Frequently Asked Questions
Where should I start?
There’s no need to go big the first time. It can be daunting to look at the entire spectrum of HF and what you need to work high-frequency, but this is amateur radio. Your reasons are entirely your own, and whatever you use to make the contact is what works for you. The radio that you can buy outweighs the radio that you can’t.
You can already do a fair bit on VHF; just puttering about on 2m and chatting to other people in the same city via a repeater on your handheld is perfectly fine. You can put off getting the big stuff after you’ve earned your General license and have a bit of cash stored away.
Do I need a car for a mobile unit? Can I put a base station in my car?
No, and yes. The names are just there for convenience, but you can easily set up a mobile unit as your home station or drive around with a base, as long as you can keep it powered and bring an antenna with you. There are some hams who wander around looking for good spots to make contact from.
How much range can I expect?
Earlier it was all about range, but honestly, there’s no easy way to estimate how far you can contact someone, as a lot of factors are in play. Sure, UHF has a shorter range than VHF, which has a shorter range than HF, but you also have to consider transmission power, the weather, how high your antenna is, whether it’s nighttime or daytime, what kind of obstructions are present – there’s no real way to make a solid statement. The ranges given back in the “Choosing A Radio” section are ballpark figures.
Under the right conditions, you can be in Colorado and make contact with an operator in Japan, while also completely incapable of reaching your usual ragchew partner the next county over.
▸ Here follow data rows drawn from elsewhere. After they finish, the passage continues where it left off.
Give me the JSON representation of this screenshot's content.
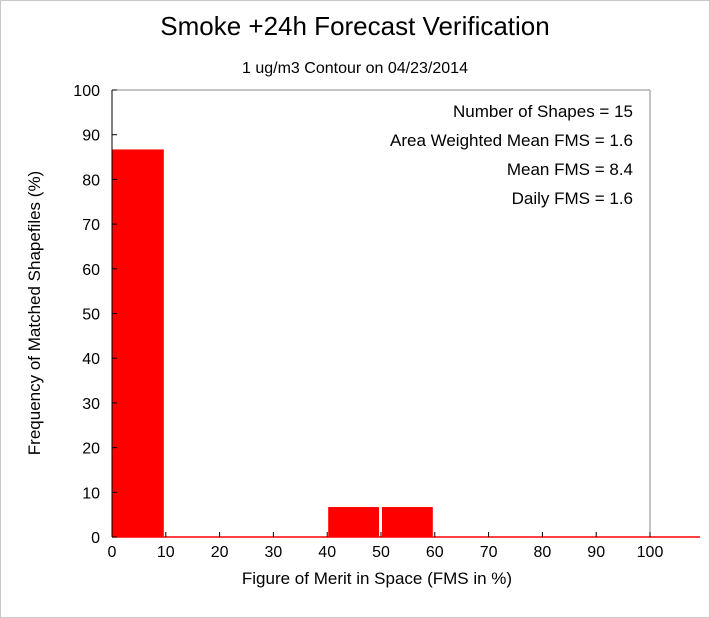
{
  "chart_data": {
    "type": "bar",
    "title": "Smoke +24h Forecast Verification",
    "subtitle": "1 ug/m3 Contour on 04/23/2014",
    "xlabel": "Figure of Merit in Space (FMS in %)",
    "ylabel": "Frequency of Matched Shapefiles (%)",
    "xlim": [
      0,
      100
    ],
    "ylim": [
      0,
      100
    ],
    "xticks": [
      "0",
      "10",
      "20",
      "30",
      "40",
      "50",
      "60",
      "70",
      "80",
      "90",
      "100"
    ],
    "yticks": [
      "0",
      "10",
      "20",
      "30",
      "40",
      "50",
      "60",
      "70",
      "80",
      "90",
      "100"
    ],
    "bins": [
      {
        "x0": 0,
        "x1": 10,
        "value": 86.7
      },
      {
        "x0": 10,
        "x1": 20,
        "value": 0
      },
      {
        "x0": 20,
        "x1": 30,
        "value": 0
      },
      {
        "x0": 30,
        "x1": 40,
        "value": 0
      },
      {
        "x0": 40,
        "x1": 50,
        "value": 6.7
      },
      {
        "x0": 50,
        "x1": 60,
        "value": 6.7
      },
      {
        "x0": 60,
        "x1": 70,
        "value": 0
      },
      {
        "x0": 70,
        "x1": 80,
        "value": 0
      },
      {
        "x0": 80,
        "x1": 90,
        "value": 0
      },
      {
        "x0": 90,
        "x1": 100,
        "value": 0
      }
    ],
    "bar_color": "#ff0000",
    "grid": false,
    "annotations": [
      "Number of Shapes = 15",
      "Area Weighted Mean FMS = 1.6",
      "Mean FMS = 8.4",
      "Daily FMS = 1.6"
    ]
  }
}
Repeaters can extend a VHF signal a fair way. Better to test your signal in the field, really.
Do I still need to learn Morse Code to get my license?
In the past, this was a requirement, but the FCC has discontinued requiring Morse proficiency tests to earn your license since February of 2007. You can still learn Morse (or Continuous Wave, CW, as the ham community calls it) if you like, as it has charms of its own, but you can go mucking around on the airwaves without needing to figure out dots and dashes.
What else will I need?
Handhelds incorporate all they need in the package. For mobile units and base stations, you’ll also want an antenna to connect them to. You can buy some off the shelf, or if you’re confident in your electric skills, DIY some. Making your own antennas is also another part of amateur radio if you’re into that kind of thing. You’ll also need a power supply if you decide to get a base station; 100W of transmission power doesn’t come easy.
Everything else beyond that is improvements to your quality of life, not outright necessities. Microphones and external speakers, for instance, though they may be a greater need if your existing unit has poor qualities in those areas.
Whether it’s handheld or mobile or base, there’s a lot of ways to enter the ham radio scene. Depending on need and price point, you can find something to fit you, and with it, make your way into the world of amateur radio.
New to the scene and unsure where to start? The BaoFeng BF-F8HP will serve you well. Need a tough cookie for the road? Grab the Icom 2300H. Got money burning in your pocket and a yen to chat with your old friend in Denmark while you’re in New Jersey? Shell out for the Kenwood TS-480HX.
Whatever you need, there’s a radio to fit you.